Os impactos dessa gestão também são visíveis em pesquisas internas de clima organizacional. Dados da plataforma Blind revelam que a avaliação geral da Meta caiu 25% desde o pico registrado no segundo trimestre de 2024, e a percepção sobre a cultura da empresa recuou 39% no mesmo período. Leo Boussioux, professor assistente de sistemas de informação da Universidade de Washington, avalia que, embora muitas empresas estejam se reestruturando para se adaptar à IA, o uso de ameaças e demissões relacionadas à tecnologia pode funcionar como um mecanismo de pressão interna.

O olhar do mercado e o futuro do trabalho na era da IA

Enquanto os funcionários enfrentam um cenário de incerteza, o mercado financeiro tem reagido positivamente aos movimentos da Meta. Para Umesh Ramakrishnan, diretor de estratégia da empresa de recrutamento Kingsley Gate, a substituição de funções por inteligência artificial é vista como um fator positivo pelos investidores. “É fácil dizer para alguém: ‘Ei, escute, eu cometi um erro ao contratar mais pessoas do que deveria’”, afirmou ele à CNBC. “Agora o mundo entende que os empregos estão sendo substituídos por máquinas, e se você não está fazendo isso, os acionistas ficam insatisfeitos”.

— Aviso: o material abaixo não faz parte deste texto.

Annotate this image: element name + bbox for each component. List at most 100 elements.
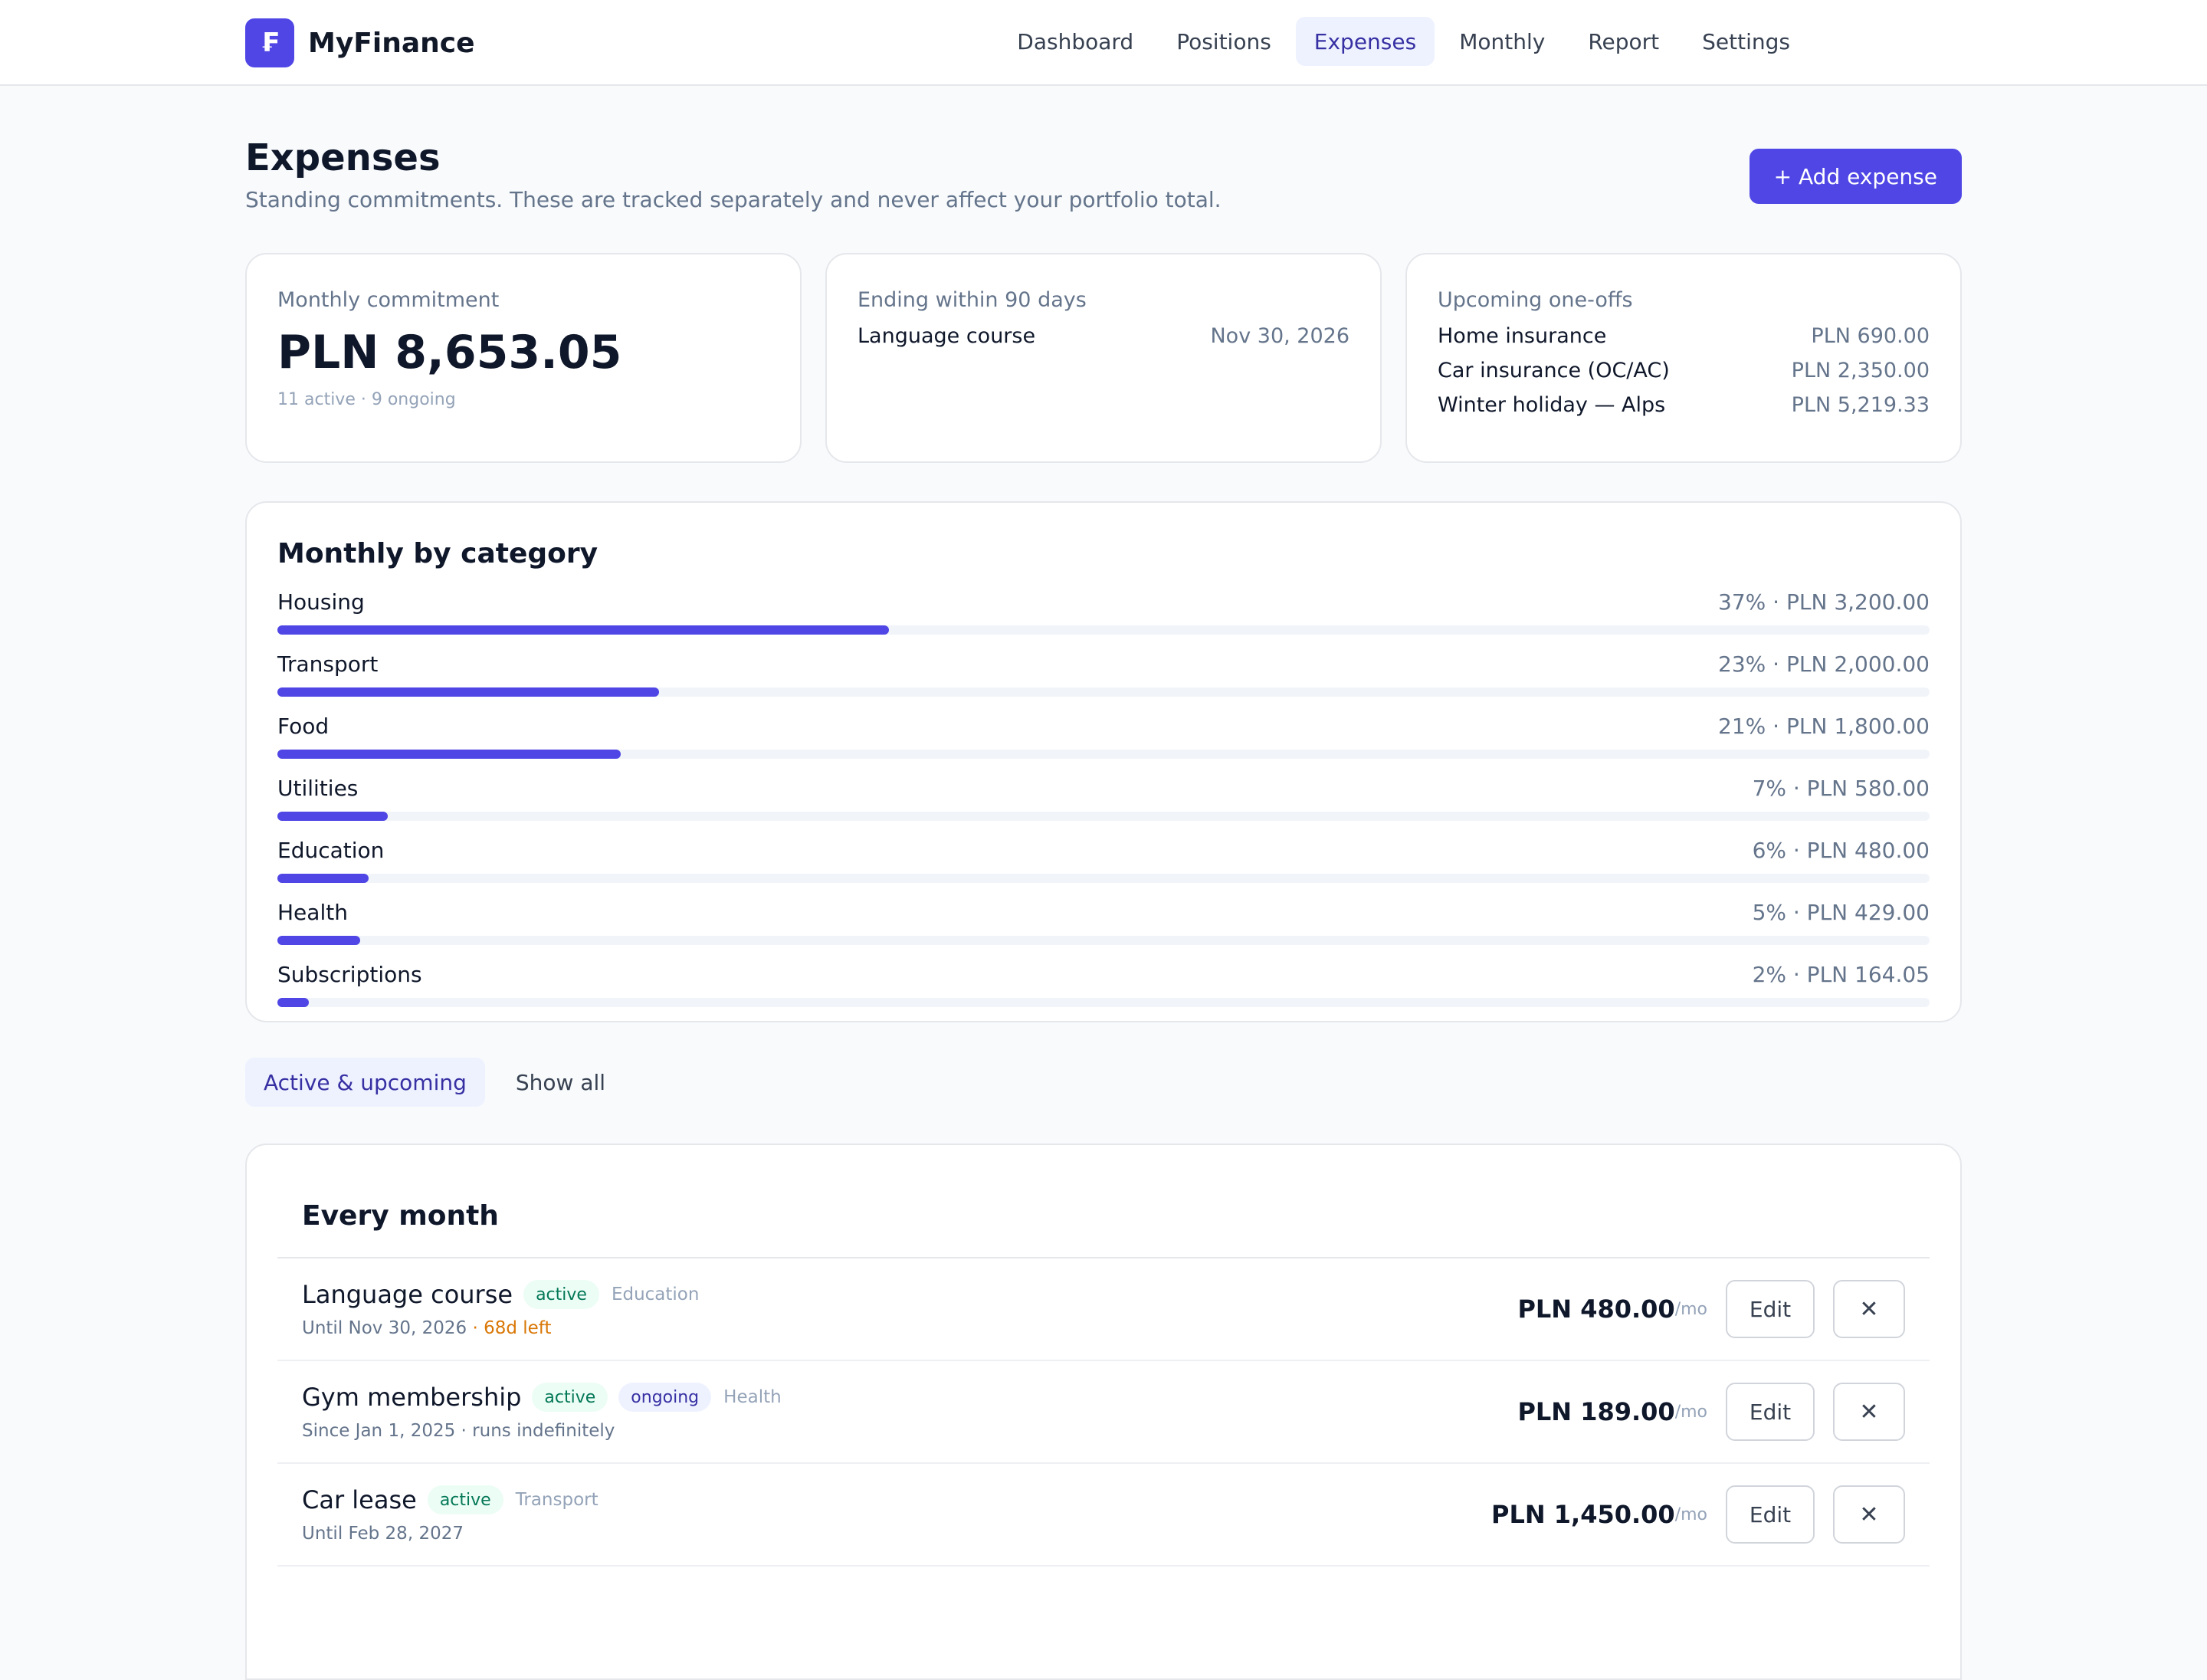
oneoff-item-name: Home insurance [1438, 324, 1607, 348]
days-left: · 68d left [472, 1318, 552, 1338]
expense-list-card: Every month Language course active Educa… [245, 1144, 1962, 1680]
category-bar-track [277, 750, 1930, 759]
category-bar-track [277, 936, 1930, 945]
per-month-label: /mo [1674, 1299, 1707, 1319]
oneoff-item-amount: PLN 5,219.33 [1791, 393, 1930, 417]
add-expense-button[interactable]: + Add expense [1749, 149, 1962, 204]
category-row-utilities: Utilities 7% · PLN 580.00 [277, 776, 1930, 821]
page-header: Expenses Standing commitments. These are… [245, 86, 1962, 253]
expense-amount: PLN 480.00 [1517, 1294, 1675, 1324]
app-logo[interactable]: ₣ MyFinance [245, 18, 475, 67]
expense-category: Health [723, 1387, 782, 1407]
top-nav: ₣ MyFinance Dashboard Positions Expenses… [0, 0, 2207, 86]
close-icon: ✕ [1859, 1501, 1879, 1528]
delete-button[interactable]: ✕ [1833, 1280, 1905, 1338]
category-value: 2% · PLN 164.05 [1752, 962, 1930, 987]
nav-monthly[interactable]: Monthly [1459, 28, 1546, 54]
oneoff-item-name: Car insurance (OC/AC) [1438, 359, 1670, 382]
expense-row: Language course active Education Until N… [277, 1258, 1930, 1361]
filter-show-all[interactable]: Show all [515, 1069, 606, 1095]
nav-expenses[interactable]: Expenses [1295, 17, 1435, 66]
expense-name: Gym membership [302, 1383, 522, 1412]
category-bar-fill [277, 936, 360, 945]
page-subtitle: Standing commitments. These are tracked … [245, 187, 1222, 212]
filter-tabs: Active & upcoming Show all [245, 1058, 1962, 1107]
category-name: Transport [277, 651, 379, 677]
upcoming-oneoffs-label: Upcoming one-offs [1438, 288, 1633, 312]
category-value: 37% · PLN 3,200.00 [1718, 589, 1930, 615]
ending-soon-label: Ending within 90 days [858, 288, 1087, 312]
category-bar-fill [277, 687, 660, 697]
category-row-subscriptions: Subscriptions 2% · PLN 164.05 [277, 962, 1930, 1007]
monthly-commitment-label: Monthly commitment [277, 288, 500, 312]
monthly-commitment-card: Monthly commitment PLN 8,653.05 11 activ… [245, 253, 802, 463]
category-bar-fill [277, 874, 369, 883]
category-card: Monthly by category Housing 37% · PLN 3,2… [245, 501, 1962, 1022]
close-icon: ✕ [1859, 1398, 1879, 1426]
category-name: Utilities [277, 776, 359, 801]
category-name: Food [277, 714, 330, 739]
expense-row: Gym membership active ongoing Health Sin… [277, 1361, 1930, 1464]
ending-item-name: Language course [858, 324, 1036, 348]
oneoff-item: Car insurance (OC/AC) PLN 2,350.00 [1438, 359, 1930, 382]
nav-links: Dashboard Positions Expenses Monthly Rep… [992, 17, 1809, 66]
oneoff-item-amount: PLN 2,350.00 [1791, 359, 1930, 382]
category-bar-fill [277, 998, 309, 1007]
page-content: Expenses Standing commitments. These are… [245, 86, 1962, 1680]
oneoff-item: Winter holiday — Alps PLN 5,219.33 [1438, 393, 1930, 417]
category-name: Housing [277, 589, 365, 615]
monthly-commitment-amount: PLN 8,653.05 [277, 326, 622, 379]
expense-schedule: Until Feb 28, 2027 [302, 1524, 464, 1544]
nav-report[interactable]: Report [1588, 28, 1660, 54]
category-name: Health [277, 900, 348, 925]
upcoming-oneoffs-card: Upcoming one-offs Home insurance PLN 690… [1405, 253, 1962, 463]
nav-settings[interactable]: Settings [1702, 28, 1790, 54]
category-title: Monthly by category [277, 538, 598, 569]
category-bar-track [277, 812, 1930, 821]
edit-button[interactable]: Edit [1726, 1485, 1815, 1544]
category-value: 6% · PLN 480.00 [1752, 838, 1930, 863]
category-bar-fill [277, 750, 621, 759]
ending-item-date: Nov 30, 2026 [1210, 324, 1349, 348]
category-row-education: Education 6% · PLN 480.00 [277, 838, 1930, 883]
category-name: Education [277, 838, 385, 863]
expense-row: Car lease active Transport Until Feb 28,… [277, 1464, 1930, 1567]
delete-button[interactable]: ✕ [1833, 1383, 1905, 1441]
category-value: 7% · PLN 580.00 [1752, 776, 1930, 801]
per-month-label: /mo [1674, 1504, 1707, 1524]
expense-schedule: Until Nov 30, 2026 · 68d left [302, 1318, 699, 1338]
delete-button[interactable]: ✕ [1833, 1485, 1905, 1544]
nav-dashboard[interactable]: Dashboard [1017, 28, 1134, 54]
oneoff-item-name: Winter holiday — Alps [1438, 393, 1666, 417]
nav-positions[interactable]: Positions [1176, 28, 1271, 54]
status-badge: active [523, 1280, 599, 1309]
expense-amount: PLN 189.00 [1517, 1397, 1675, 1426]
category-bar-fill [277, 625, 889, 635]
monthly-commitment-sub: 11 active · 9 ongoing [277, 390, 456, 409]
expense-category: Education [611, 1285, 700, 1304]
expense-schedule: Since Jan 1, 2025 · runs indefinitely [302, 1421, 615, 1441]
expense-amount: PLN 1,450.00 [1491, 1500, 1675, 1529]
status-badge: active [427, 1485, 503, 1514]
category-bar-track [277, 687, 1930, 697]
per-month-label: /mo [1674, 1402, 1707, 1422]
edit-button[interactable]: Edit [1726, 1280, 1815, 1338]
expense-name: Language course [302, 1280, 513, 1309]
category-value: 21% · PLN 1,800.00 [1718, 714, 1930, 739]
category-name: Subscriptions [277, 962, 422, 987]
list-section-title: Every month [277, 1145, 1930, 1258]
ending-soon-card: Ending within 90 days Language course No… [825, 253, 1382, 463]
expense-schedule-text: Until Nov 30, 2026 [302, 1318, 467, 1338]
category-value: 5% · PLN 429.00 [1752, 900, 1930, 925]
filter-active-upcoming[interactable]: Active & upcoming [245, 1058, 485, 1107]
expense-name: Car lease [302, 1485, 417, 1514]
ongoing-badge: ongoing [618, 1383, 712, 1412]
category-bar-track [277, 874, 1930, 883]
edit-button[interactable]: Edit [1726, 1383, 1815, 1441]
stats-row: Monthly commitment PLN 8,653.05 11 activ… [245, 253, 1962, 463]
category-bar-fill [277, 812, 389, 821]
category-bar-track [277, 998, 1930, 1007]
category-bar-track [277, 625, 1930, 635]
ending-item: Language course Nov 30, 2026 [858, 324, 1349, 348]
category-row-health: Health 5% · PLN 429.00 [277, 900, 1930, 945]
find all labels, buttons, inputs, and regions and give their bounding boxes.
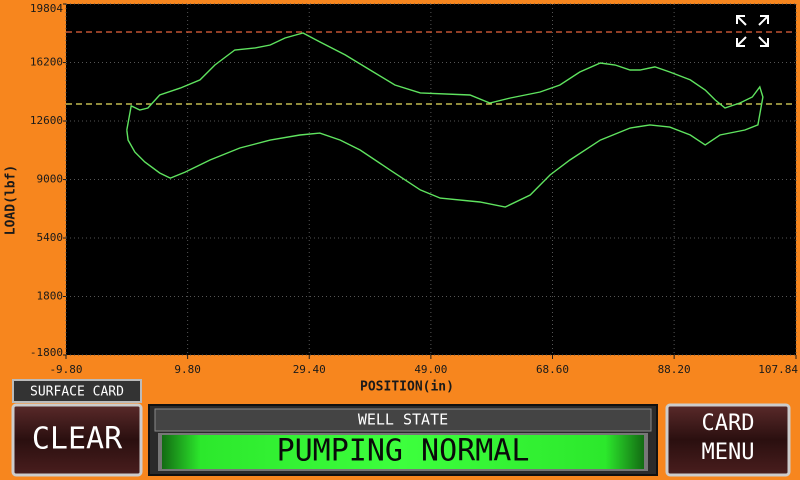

Essa perspectiva do mercado ressalta a complexidade da transição para uma economia cada vez mais impulsionada pela IA, onde a busca por eficiência e inovação tecnológica pode ter um custo humano significativo. A Meta, ao realocar recursos e reestruturar sua força de trabalho, posiciona-se na vanguarda dessa transformação, mas também enfrenta o desafio de gerenciar o impacto social e a moral de seus colaboradores.